The fine folks at Twitter suffered an unfortunate security breach this week when hundreds of the company’s internal documents, spreadsheets, and other files were stolen and leaked to the Internet (note: this was business planning stuff, not usernames or passwords of folks like you and me). Information like employee interview schedules, building alarm codes, credit card numbers, business partner confidentiality agreements, employee dietary restrictions, and even a pitch for a Twitter TV show all fell victim to the attack.

If I may go off-topic for just a moment: Yes, folks are apparently working on some kind of Twitter show.

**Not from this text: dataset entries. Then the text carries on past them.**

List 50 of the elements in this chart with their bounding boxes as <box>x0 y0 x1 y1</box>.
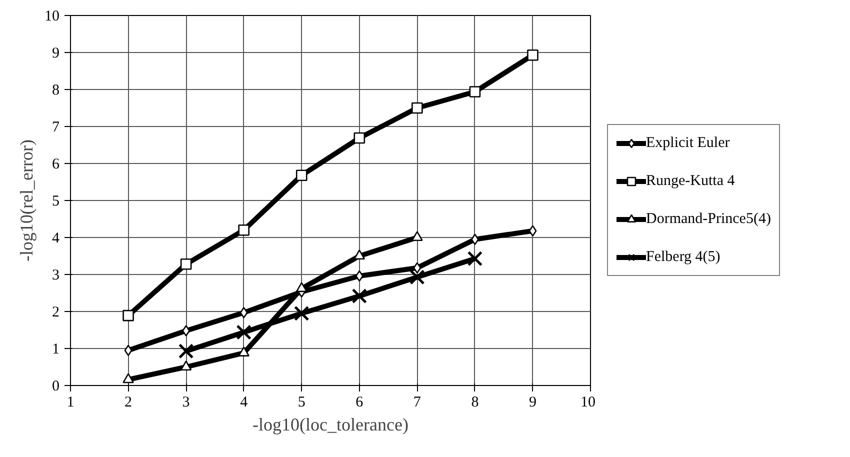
x-tick-label: 9 <box>528 394 536 410</box>
x-tick-label: 1 <box>66 394 74 410</box>
point <box>240 306 248 318</box>
y-tick-label: 9 <box>52 46 60 62</box>
point <box>178 343 194 359</box>
point <box>527 49 538 61</box>
point <box>410 269 425 285</box>
y-tick-label: 0 <box>52 378 60 394</box>
y-axis-title: -log10(rel_error) <box>16 140 36 262</box>
legend-label: Runge-Kutta 4 <box>646 172 735 190</box>
point <box>122 373 134 384</box>
x-tick-label: 7 <box>413 394 422 410</box>
x-axis-title: -log10(loc_tolerance) <box>252 414 408 434</box>
y-tick-label: 10 <box>44 8 60 24</box>
point <box>238 224 250 236</box>
y-tick-label: 5 <box>52 194 60 210</box>
x-tick-label: 5 <box>298 394 306 410</box>
point <box>296 170 308 181</box>
point <box>124 344 132 356</box>
legend-label: Explicit Euler <box>646 134 730 152</box>
point <box>182 325 190 336</box>
y-tick-label: 8 <box>52 82 60 98</box>
y-tick-label: 6 <box>52 156 60 172</box>
point <box>412 102 423 114</box>
x-tick-label: 4 <box>240 394 248 410</box>
legend-label: Felberg 4(5) <box>646 248 720 266</box>
point <box>294 306 310 321</box>
point <box>528 225 537 236</box>
x-tick-label: 10 <box>580 394 596 410</box>
x-tick-label: 6 <box>356 394 364 410</box>
legend-label: Dormand-Prince5(4) <box>646 210 771 228</box>
point <box>180 258 192 270</box>
point <box>122 310 134 322</box>
y-tick-label: 4 <box>52 230 60 246</box>
point <box>352 288 368 304</box>
point <box>470 234 479 245</box>
y-tick-label: 7 <box>52 120 60 136</box>
point <box>467 250 483 266</box>
point <box>413 262 422 274</box>
point <box>354 132 366 144</box>
y-tick-label: 3 <box>52 268 60 284</box>
point <box>236 324 252 340</box>
x-tick-label: 3 <box>182 394 190 410</box>
x-tick-label: 8 <box>471 394 479 410</box>
point <box>412 231 423 242</box>
point <box>355 270 364 282</box>
y-tick-label: 1 <box>52 342 60 358</box>
point <box>469 86 481 98</box>
y-tick-label: 2 <box>52 304 60 320</box>
x-tick-label: 2 <box>124 394 132 410</box>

Twitter, of course, blogged about the incident and stated that employees have been reminded about the importance of following good personal security guidelines like choosing strong passwords. Evan Williams, CEO of Twitter, also mused that he was “alarmed how vulnerable most of us on the web are.” Naturally, we couldn’t agree more on the importance of these topics, because these kinds of security breaches can happen to anyone who isn’t serious enough with their passwords. But we were also honored to see Evan recommend our own 1Password as a better way to manage passwords and protect one’s online life.

In another tweet today, Evan offered some good password tips to his followers. Among them are good habits – like using strong passwords – and other habits that are good to break – like using the same password everywhere no matter how strong it is. Evan also said that a “practical way to do this: 1Password.” And yet again, we find ourselves tongue-tied when it comes to disagreeing with statements from Twitter or its employees.

We thank @ev for his recommendation, and hope 1Password can help Twitter to manage its passwords and identities. It is, of course, great to see 1Password recommended by such a high-profile tech CEO. But at the end of the day, we genuinely hope that we can help prevent anyone from having to go through such an unfortunate breach of security.